The `vectorize_text` function transforms text into numerical vectors using various vectorization methods: TF-IDF, CountVectorizer, HashingVectorizer, PCA, and TruncatedSVD.

```python
from WrdSmth.vectorization import vectorize_text

text = ["This is the first document.", "This document is the second document."]

# Using TF-IDF
vectors_tfidf = vectorize_text(text, method='tfidf')
print(f"TF-IDF Vectorization: {vectors_tfidf}")
# Output:
# (0, 3) 0.44830048919
# (0, 6) 0.630078056744
# (0, 2) 0.630078056744
# (1, 2) 0.44830048919
# (1, 3) 0.44830048919
# (1, 6) 0.44830048919
# (1, 5) 0.630078056744

# Using CountVectorizer
vectors_count = vectorize_text(text, method='count')
print(f"CountVectorizer: {vectors_count}")
# Output:
# (0, 3) 1
# (0, 6) 1
# (0, 2) 1
# (1, 2) 1
# (1, 3) 1
# (1, 6) 1
# (1, 5) 1

# Using HashingVectorizer
vectors_hashing = vectorize_text(text, method='hashing')
print(f"HashingVectorizer: {vectors_hashing}")
# Output:
# (0, 277648885) 1.0
# (0, 1780810300) 1.0
# (0, 1137508371) 1.0
# (1, 1137508371) 1.0
# (1, 277648885) 1.0
# (1, 1780810300) 1.0
# (1, 996069450) 1.0

# Using PCA (dimensionality reduction)
vectors_pca = vectorize_text(text, method='pca', n_components=2)
print(f"PCA: {vectors_pca}")
# Output:
# [[ 0.24280967 -0.37643166]
# [-0.24280967 0.37643166]]

# Using TruncatedSVD (dimensionality reduction)
vectors_svd = vectorize_text(text, method='svd', n_components=2)
print(f"TruncatedSVD: {vectors_svd}")
# Output:
# [[-0.67175401 0.23931005]
# [ 0.67175401 -0.23931005]]
```

**Parameters:**

* `text` (str or list): Text or list of texts to vectorize.
* `method` (str, optional): Vectorization method.
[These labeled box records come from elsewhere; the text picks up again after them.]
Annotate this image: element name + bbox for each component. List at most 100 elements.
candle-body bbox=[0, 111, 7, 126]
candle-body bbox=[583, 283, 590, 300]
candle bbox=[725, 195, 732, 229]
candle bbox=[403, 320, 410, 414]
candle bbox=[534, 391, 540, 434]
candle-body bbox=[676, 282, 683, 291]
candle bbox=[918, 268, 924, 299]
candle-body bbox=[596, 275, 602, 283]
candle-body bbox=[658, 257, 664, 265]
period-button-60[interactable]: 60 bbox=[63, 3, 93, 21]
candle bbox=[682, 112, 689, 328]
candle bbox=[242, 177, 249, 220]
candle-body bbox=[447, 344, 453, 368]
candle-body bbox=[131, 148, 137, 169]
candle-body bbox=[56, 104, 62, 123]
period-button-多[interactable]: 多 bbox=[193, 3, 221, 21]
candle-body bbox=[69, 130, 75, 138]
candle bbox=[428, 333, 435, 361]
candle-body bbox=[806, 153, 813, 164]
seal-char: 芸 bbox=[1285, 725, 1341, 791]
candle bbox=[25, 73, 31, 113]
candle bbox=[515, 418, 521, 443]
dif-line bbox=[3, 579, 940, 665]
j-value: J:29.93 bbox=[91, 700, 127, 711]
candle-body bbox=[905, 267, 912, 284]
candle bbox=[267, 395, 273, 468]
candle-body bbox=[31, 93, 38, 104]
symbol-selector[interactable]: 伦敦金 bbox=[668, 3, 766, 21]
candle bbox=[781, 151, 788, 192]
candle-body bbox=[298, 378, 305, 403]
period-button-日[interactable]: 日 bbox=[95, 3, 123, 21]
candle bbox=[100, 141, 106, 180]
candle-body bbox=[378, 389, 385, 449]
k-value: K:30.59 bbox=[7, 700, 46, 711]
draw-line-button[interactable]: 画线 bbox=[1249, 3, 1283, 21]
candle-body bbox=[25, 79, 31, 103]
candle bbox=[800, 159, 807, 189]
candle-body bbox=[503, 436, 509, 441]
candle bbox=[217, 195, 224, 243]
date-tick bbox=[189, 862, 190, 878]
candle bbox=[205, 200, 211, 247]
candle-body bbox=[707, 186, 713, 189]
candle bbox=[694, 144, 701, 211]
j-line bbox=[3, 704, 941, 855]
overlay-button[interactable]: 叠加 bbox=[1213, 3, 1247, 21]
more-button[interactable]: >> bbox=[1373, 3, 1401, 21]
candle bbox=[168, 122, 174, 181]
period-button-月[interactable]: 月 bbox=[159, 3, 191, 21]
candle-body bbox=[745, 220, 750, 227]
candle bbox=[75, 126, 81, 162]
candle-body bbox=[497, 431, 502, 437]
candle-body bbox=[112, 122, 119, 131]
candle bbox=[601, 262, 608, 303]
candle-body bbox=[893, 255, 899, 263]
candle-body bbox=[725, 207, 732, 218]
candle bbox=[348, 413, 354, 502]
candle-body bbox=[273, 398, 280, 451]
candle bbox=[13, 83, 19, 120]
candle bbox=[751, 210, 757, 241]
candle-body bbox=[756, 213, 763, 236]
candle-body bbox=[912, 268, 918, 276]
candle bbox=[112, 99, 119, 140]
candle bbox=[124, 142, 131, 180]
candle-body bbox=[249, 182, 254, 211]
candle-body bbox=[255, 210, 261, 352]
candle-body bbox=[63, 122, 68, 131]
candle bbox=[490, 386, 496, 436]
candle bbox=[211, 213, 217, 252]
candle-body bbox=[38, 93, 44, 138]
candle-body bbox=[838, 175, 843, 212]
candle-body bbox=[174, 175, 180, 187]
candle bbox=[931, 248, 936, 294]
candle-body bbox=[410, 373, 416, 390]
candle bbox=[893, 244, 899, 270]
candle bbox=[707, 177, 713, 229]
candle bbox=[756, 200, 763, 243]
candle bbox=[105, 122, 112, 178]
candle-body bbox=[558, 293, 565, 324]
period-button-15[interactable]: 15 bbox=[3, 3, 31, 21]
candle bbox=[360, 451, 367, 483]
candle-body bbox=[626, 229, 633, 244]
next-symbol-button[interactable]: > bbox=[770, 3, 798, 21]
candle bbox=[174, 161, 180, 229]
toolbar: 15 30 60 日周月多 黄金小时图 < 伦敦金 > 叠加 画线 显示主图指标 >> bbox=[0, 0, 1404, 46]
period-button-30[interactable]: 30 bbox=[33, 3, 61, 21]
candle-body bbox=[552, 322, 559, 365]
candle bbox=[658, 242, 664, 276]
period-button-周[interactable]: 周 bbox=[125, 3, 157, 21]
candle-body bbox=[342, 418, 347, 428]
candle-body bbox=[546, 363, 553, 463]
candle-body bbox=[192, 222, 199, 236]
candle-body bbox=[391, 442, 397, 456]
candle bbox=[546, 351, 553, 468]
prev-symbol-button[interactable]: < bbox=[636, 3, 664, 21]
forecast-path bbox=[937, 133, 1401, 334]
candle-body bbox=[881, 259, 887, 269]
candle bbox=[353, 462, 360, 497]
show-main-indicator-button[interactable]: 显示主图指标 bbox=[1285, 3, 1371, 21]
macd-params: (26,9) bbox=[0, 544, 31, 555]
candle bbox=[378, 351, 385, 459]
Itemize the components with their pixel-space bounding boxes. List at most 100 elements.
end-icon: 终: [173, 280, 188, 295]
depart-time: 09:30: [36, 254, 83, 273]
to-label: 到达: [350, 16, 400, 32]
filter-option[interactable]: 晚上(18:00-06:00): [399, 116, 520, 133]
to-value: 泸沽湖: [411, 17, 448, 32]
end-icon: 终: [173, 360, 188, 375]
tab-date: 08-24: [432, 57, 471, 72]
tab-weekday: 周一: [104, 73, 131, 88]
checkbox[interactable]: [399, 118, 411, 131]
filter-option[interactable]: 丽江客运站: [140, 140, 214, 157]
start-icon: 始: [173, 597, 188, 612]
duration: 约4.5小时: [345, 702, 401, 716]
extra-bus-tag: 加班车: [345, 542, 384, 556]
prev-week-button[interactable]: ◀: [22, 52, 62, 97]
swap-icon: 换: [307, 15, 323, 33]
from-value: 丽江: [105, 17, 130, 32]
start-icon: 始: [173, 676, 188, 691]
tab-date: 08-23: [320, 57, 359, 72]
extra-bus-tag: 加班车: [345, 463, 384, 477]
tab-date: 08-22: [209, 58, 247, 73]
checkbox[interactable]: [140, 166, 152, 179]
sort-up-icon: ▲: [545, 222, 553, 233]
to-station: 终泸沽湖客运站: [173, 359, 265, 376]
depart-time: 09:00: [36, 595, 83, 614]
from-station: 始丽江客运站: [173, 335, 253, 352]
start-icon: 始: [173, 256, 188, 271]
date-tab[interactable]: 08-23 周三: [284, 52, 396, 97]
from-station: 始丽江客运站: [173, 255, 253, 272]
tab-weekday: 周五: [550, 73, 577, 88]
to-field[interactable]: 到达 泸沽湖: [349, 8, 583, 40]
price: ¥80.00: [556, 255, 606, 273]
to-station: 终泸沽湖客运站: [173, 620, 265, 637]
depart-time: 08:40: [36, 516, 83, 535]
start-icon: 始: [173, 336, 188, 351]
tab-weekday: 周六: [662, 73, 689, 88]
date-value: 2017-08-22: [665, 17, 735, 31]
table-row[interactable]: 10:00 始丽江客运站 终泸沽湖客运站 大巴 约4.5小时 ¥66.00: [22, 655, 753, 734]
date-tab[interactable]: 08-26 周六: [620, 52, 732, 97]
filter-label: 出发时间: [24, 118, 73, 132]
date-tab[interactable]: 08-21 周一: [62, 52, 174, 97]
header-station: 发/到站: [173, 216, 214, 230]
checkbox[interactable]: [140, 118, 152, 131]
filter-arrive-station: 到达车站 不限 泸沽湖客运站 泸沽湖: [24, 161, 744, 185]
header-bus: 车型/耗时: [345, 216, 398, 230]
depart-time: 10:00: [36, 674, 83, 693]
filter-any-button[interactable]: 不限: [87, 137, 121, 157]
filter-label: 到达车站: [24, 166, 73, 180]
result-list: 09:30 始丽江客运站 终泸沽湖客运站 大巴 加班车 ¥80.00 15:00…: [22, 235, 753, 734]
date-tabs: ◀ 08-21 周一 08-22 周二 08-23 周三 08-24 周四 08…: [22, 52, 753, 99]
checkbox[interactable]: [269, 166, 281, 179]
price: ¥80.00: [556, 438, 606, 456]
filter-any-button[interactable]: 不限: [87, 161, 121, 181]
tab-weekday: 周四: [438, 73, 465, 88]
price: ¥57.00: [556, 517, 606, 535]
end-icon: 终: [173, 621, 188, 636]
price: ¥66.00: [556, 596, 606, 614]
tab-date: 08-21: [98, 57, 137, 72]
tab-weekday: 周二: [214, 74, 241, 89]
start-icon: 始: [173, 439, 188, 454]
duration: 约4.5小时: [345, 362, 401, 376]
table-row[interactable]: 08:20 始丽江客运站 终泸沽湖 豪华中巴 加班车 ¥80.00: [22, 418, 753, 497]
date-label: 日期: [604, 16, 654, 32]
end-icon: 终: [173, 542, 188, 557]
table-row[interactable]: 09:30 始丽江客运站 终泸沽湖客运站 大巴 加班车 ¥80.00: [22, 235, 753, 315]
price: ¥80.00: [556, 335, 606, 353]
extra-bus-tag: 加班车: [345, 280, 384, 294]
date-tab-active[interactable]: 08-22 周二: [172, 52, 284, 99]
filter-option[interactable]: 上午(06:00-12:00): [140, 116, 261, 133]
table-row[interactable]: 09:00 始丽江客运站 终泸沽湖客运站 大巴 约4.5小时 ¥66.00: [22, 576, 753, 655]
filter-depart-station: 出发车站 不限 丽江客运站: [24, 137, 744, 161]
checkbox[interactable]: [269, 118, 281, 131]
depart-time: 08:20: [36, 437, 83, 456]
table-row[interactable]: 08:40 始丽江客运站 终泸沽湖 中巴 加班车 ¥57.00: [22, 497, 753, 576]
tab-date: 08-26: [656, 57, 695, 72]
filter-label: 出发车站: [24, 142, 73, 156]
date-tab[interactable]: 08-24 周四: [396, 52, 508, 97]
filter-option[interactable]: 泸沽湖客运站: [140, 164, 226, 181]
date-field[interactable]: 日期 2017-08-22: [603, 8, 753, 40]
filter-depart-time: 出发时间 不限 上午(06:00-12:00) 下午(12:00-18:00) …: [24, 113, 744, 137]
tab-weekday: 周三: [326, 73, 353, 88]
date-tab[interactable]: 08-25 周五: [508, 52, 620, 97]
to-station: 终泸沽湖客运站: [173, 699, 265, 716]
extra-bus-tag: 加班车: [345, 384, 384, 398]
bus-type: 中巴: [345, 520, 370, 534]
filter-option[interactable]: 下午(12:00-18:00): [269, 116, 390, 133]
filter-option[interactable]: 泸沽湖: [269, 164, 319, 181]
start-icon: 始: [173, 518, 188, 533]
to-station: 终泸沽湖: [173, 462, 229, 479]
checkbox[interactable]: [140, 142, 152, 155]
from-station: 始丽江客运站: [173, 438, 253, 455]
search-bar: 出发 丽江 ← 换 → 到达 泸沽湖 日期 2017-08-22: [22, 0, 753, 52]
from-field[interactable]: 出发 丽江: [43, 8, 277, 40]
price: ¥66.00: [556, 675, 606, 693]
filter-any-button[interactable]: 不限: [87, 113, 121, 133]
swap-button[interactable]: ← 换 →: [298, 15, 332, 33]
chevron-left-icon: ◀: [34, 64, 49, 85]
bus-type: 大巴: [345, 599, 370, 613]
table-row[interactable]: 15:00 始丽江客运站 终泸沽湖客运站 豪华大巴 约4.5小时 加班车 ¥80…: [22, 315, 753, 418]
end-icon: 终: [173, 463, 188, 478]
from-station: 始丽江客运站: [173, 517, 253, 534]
Defaults to 'tfidf'. Choose from 'tfidf', 'count', 'hashing', 'pca', or 'svd'.
* `**kwargs`: Additional arguments for the selected vectorization method.

## Contributing

Contributions are welcome! Please see the [Contribution Guidelines](CONTRIBUTING.md) for more details.

## License

This project is licensed under the MIT License - see the [LICENSE](LICENSE) file for details.